By Katelyn Billings
Most people have never been out of their home country, but Juan Berroteran ‘16 has lived in both Venezuela and Germany.
Born and raised in Caracas, Venezuela, he did not visit the United States until he was six years old.
He explained that life in Caracas, the capital of Venezuela, is much different than life in America.
There are significant amounts of crime in the outskirts of the city, and the economy is politically unstable. “If I would go out with friends late at night my parents would stay up worrying about me being killed or kidnapped or something,” he said.
The social and educational scenes in Venezuela are also much different from the U.S., since in Venezuela, the younger generations are more interested in having fun and relaxing.
Juan explained that his interest in coming to America stemmed from his unique international schooling, where he had instructors from Canada and the U.K.
In Venezuela, the overall education system is very poor, so Juan studied at a private institution that prepared him for life here at Union.
“It’s a very privileged education. There were two international schools in my city, and there are only five or six in the whole country. The universities are better, but you don’t learn languages other than Spanish. Here, in America, they try to teach you languages in high school, which is good, but in Venezuela you don’t get that,” he said.

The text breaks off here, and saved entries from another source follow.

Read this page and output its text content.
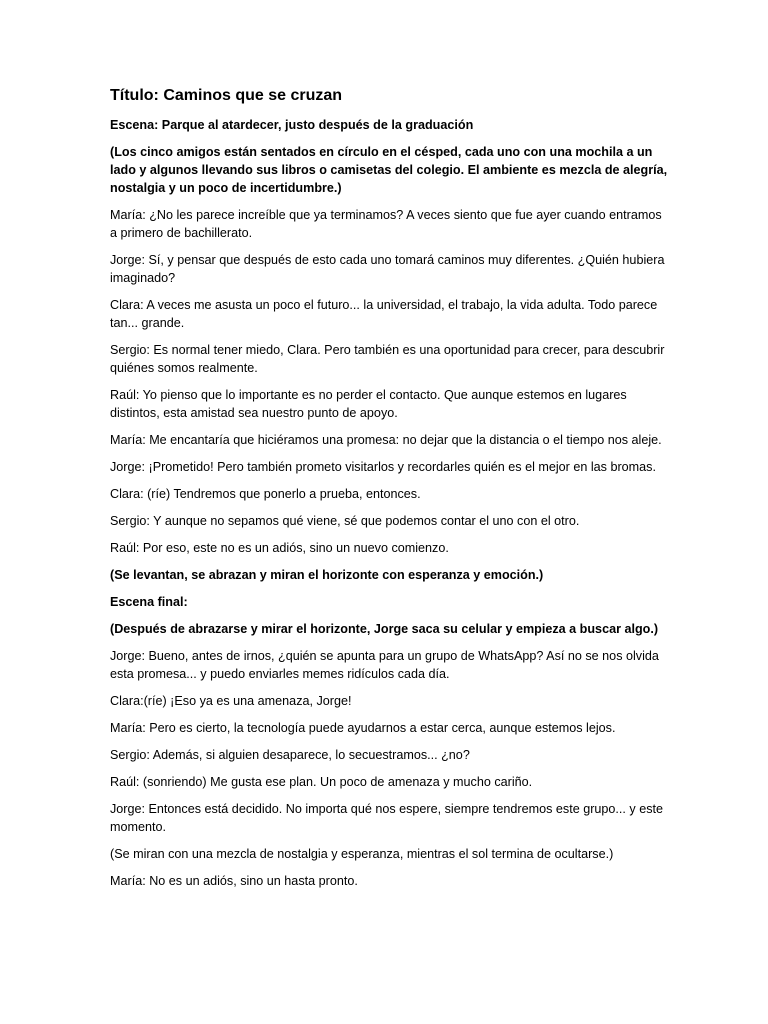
Título: Caminos que se cruzan

Escena: Parque al atardecer, justo después de la graduación

(Los cinco amigos están sentados en círculo en el césped, cada uno con una mochila a un lado y algunos llevando sus libros o camisetas del colegio. El ambiente es mezcla de alegría, nostalgia y un poco de incertidumbre.)

María: ¿No les parece increíble que ya terminamos? A veces siento que fue ayer cuando entramos a primero de bachillerato.

Jorge: Sí, y pensar que después de esto cada uno tomará caminos muy diferentes. ¿Quién hubiera imaginado?

Clara: A veces me asusta un poco el futuro... la universidad, el trabajo, la vida adulta. Todo parece tan... grande.

Sergio: Es normal tener miedo, Clara. Pero también es una oportunidad para crecer, para descubrir quiénes somos realmente.

Raúl: Yo pienso que lo importante es no perder el contacto. Que aunque estemos en lugares distintos, esta amistad sea nuestro punto de apoyo.

María: Me encantaría que hiciéramos una promesa: no dejar que la distancia o el tiempo nos aleje.

Jorge: ¡Prometido! Pero también prometo visitarlos y recordarles quién es el mejor en las bromas.

Clara: (ríe) Tendremos que ponerlo a prueba, entonces.

Sergio: Y aunque no sepamos qué viene, sé que podemos contar el uno con el otro.

Raúl: Por eso, este no es un adiós, sino un nuevo comienzo.

(Se levantan, se abrazan y miran el horizonte con esperanza y emoción.)

Escena final:

(Después de abrazarse y mirar el horizonte, Jorge saca su celular y empieza a buscar algo.)

Jorge: Bueno, antes de irnos, ¿quién se apunta para un grupo de WhatsApp? Así no se nos olvida esta promesa... y puedo enviarles memes ridículos cada día.

Clara:(ríe) ¡Eso ya es una amenaza, Jorge!

María: Pero es cierto, la tecnología puede ayudarnos a estar cerca, aunque estemos lejos.

Sergio: Además, si alguien desaparece, lo secuestramos... ¿no?

Raúl: (sonriendo) Me gusta ese plan. Un poco de amenaza y mucho cariño.

Jorge: Entonces está decidido. No importa qué nos espere, siempre tendremos este grupo... y este momento.

(Se miran con una mezcla de nostalgia y esperanza, mientras el sol termina de ocultarse.)

María: No es un adiós, sino un hasta pronto.
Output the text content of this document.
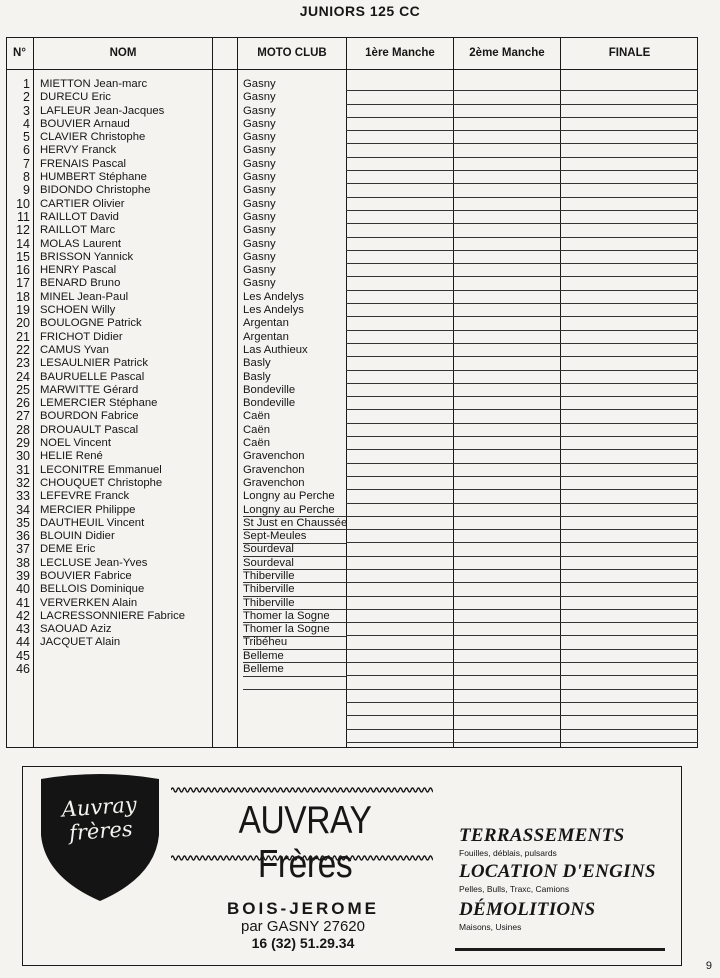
JUNIORS 125 CC
N°	NOM	MOTO CLUB	1ère Manche	2ème Manche	FINALE
1 MIETTON Jean-marc	Gasny
2 DURECU Eric	Gasny
3 LAFLEUR Jean-Jacques	Gasny
4 BOUVIER Arnaud	Gasny
5 CLAVIER Christophe	Gasny
6 HERVY Franck	Gasny
7 FRENAIS Pascal	Gasny
8 HUMBERT Stéphane	Gasny
9 BIDONDO Christophe	Gasny
10 CARTIER Olivier	Gasny
11 RAILLOT David	Gasny
12 RAILLOT Marc	Gasny
14 MOLAS Laurent	Gasny
15 BRISSON Yannick	Gasny
16 HENRY Pascal	Gasny
17 BENARD Bruno	Gasny
18 MINEL Jean-Paul	Les Andelys
19 SCHOEN Willy	Les Andelys
20 BOULOGNE Patrick	Argentan
21 FRICHOT Didier	Argentan
22 CAMUS Yvan	Las Authieux
23 LESAULNIER Patrick	Basly
24 BAURUELLE Pascal	Basly
25 MARWITTE Gérard	Bondeville
26 LEMERCIER Stéphane	Bondeville
27 BOURDON Fabrice	Caën
28 DROUAULT Pascal	Caën
29 NOEL Vincent	Caën
30 HELIE René	Gravenchon
31 LECONITRE Emmanuel	Gravenchon
32 CHOUQUET Christophe	Gravenchon
33 LEFEVRE Franck	Longny au Perche
34 MERCIER Philippe	Longny au Perche
35 DAUTHEUIL Vincent	St Just en Chaussée
36 BLOUIN Didier	Sept-Meules
37 DEME Eric	Sourdeval
38 LECLUSE Jean-Yves	Sourdeval
39 BOUVIER Fabrice	Thiberville
40 BELLOIS Dominique	Thiberville
41 VERVERKEN Alain	Thiberville
42 LACRESSONNIERE Fabrice	Thomer la Sogne
43 SAOUAD Aziz	Thomer la Sogne
44 JACQUET Alain	Tribéheu
45	Belleme
46	Belleme
9
Auvray frères	AUVRAY Frères
BOIS-JEROME
par GASNY 27620
16 (32) 51.29.34
TERRASSEMENTS
Fouilles, déblais, pulsards
LOCATION D'ENGINS
Pelles, Bulls, Traxc, Camions
DÉMOLITIONS
Maisons, Usines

After living in Germany, coming to school in New York was a big change.
For Juan, the biggest differences were in the attitudes of the people he met, the types of food and the culture.
He explained that he felt most people he encountered were not very interested in the countries and civilizations outside of America, and that they were content with their own culture. “You have everything, America is a capitalist country. You bring things in, send things out; you don’t really need to travel to find things you need. But you need to travel to expand your mind and be more open,” he said.
Juan wanted to come to school in America in order to make something of himself, which he believes he would not be able to do with the limited opportunities in Venezuela.
He hopes to stay in America to attend graduate school, and maybe start a small business back home in Venezuela where there are many opportunities to give back to the community.
Juan’s major complaint about America? The food. “I miss the food back home, here it’s fattening, there’s so much fast food everywhere!”
Juan hopes his experiences in America will open doors for his professional life in his future.